Итак, после длительных уговоров и подарочков, Малючков наконец-то подбил на интимный вечер с правильным классическим антуражем( свечи, вино, музыка) длинноногую красотку Оленьку, секретаршу Фрунзенской районной прокуратуры. По причине своей женатости, девушек опер обычно приводил на квартиру холостого Грищука, когда тот дежурил в отделении. И на этот раз других вариантов не было:
— Слышь, Грищук, выручай. Залавсал-таки эту кошелку, дай ключи от хаты. Шампанское в благодарность оставлю в холодильнике. А если жена начнет на работу названивать, скажи, что уехал по вызову. Ты меня хорошо слышишь?! Не притворяйся, отвечай быстрее…
В трубке что-то заурчало и засопело — шла активная внутренняя борьба. И опять победила дружба и традиционная мужская солидарность:
— Только все прибери в квартире, свинства, как в прошлый раз, не оставляй. Потом неделю презервативы из всех углов выметал.
— Да баба больная попалась — никак без этих вонючих резинок не соглашалась, я же объяснял.

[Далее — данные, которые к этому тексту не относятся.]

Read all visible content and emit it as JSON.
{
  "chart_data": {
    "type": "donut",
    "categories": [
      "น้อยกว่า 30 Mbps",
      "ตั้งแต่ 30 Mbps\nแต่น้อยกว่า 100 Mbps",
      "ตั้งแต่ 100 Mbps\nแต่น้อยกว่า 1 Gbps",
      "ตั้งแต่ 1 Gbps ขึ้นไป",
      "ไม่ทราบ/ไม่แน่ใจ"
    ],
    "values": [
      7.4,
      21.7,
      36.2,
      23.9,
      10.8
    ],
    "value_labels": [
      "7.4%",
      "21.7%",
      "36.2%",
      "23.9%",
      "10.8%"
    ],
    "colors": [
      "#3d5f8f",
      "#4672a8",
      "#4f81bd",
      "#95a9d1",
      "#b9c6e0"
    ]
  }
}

— Ты всегда все можешь объяснить. И не вздумай коньяк из бара выпить. Не для тебя…
— Да ладно, ты же знаешь.
— Потому и предупреждаю.
С длинноногой Оленькой Малючков познакомился по службе и долго клинья подбивал, иными словами, кадрил, склоняя к неформальным отношениям. То шоколадку купит, то букетик подарит, а она, ишь, цаца, все нет, да нет. Целую неделю ломалась, целку строила. Другую бы давно послал, а на эту запал. И вроде уломал, вроде все путем. Купил Крымское полусладкое, розы чин-чинарем на длинных ножках. Привел к Грищуку, дома у него уютно, японский телик, в холодильнике лед. Ну выпили, потанцевали под Дюваля, даже в полушутку за сиську схватил — плотненькая, что надо. Включил эротический фильм — смотрела, и не морщилась. Все шло по плану, по проторенной дорожке, но лишь пришла пора укладываться «спать», баба заартачилась:
— На одну кровать с тобой не лягу.
— Но здесь всего одна кровать.
— Тогда ложись на пол.
— Значит, на пол…
— Не хочешь на пол, ложись на потолок.
Малючок страшно разозлился на такое непристойное предложение, просто страшно:
(— ах ты блядь продажная!) и прямо посреди ночи указал на дверь:
— Катись отсюда… чувырла!
Чувырла ныла, потом гордо фыркала, потом грозила — вот ведь сучка, но непреклонный Малючков прямо-таки вытолкал ее взашей:
(— чтоб тебе маньяк в подъезде попался! будет на полоски-ломтики кромсать, а я даже не выйду!)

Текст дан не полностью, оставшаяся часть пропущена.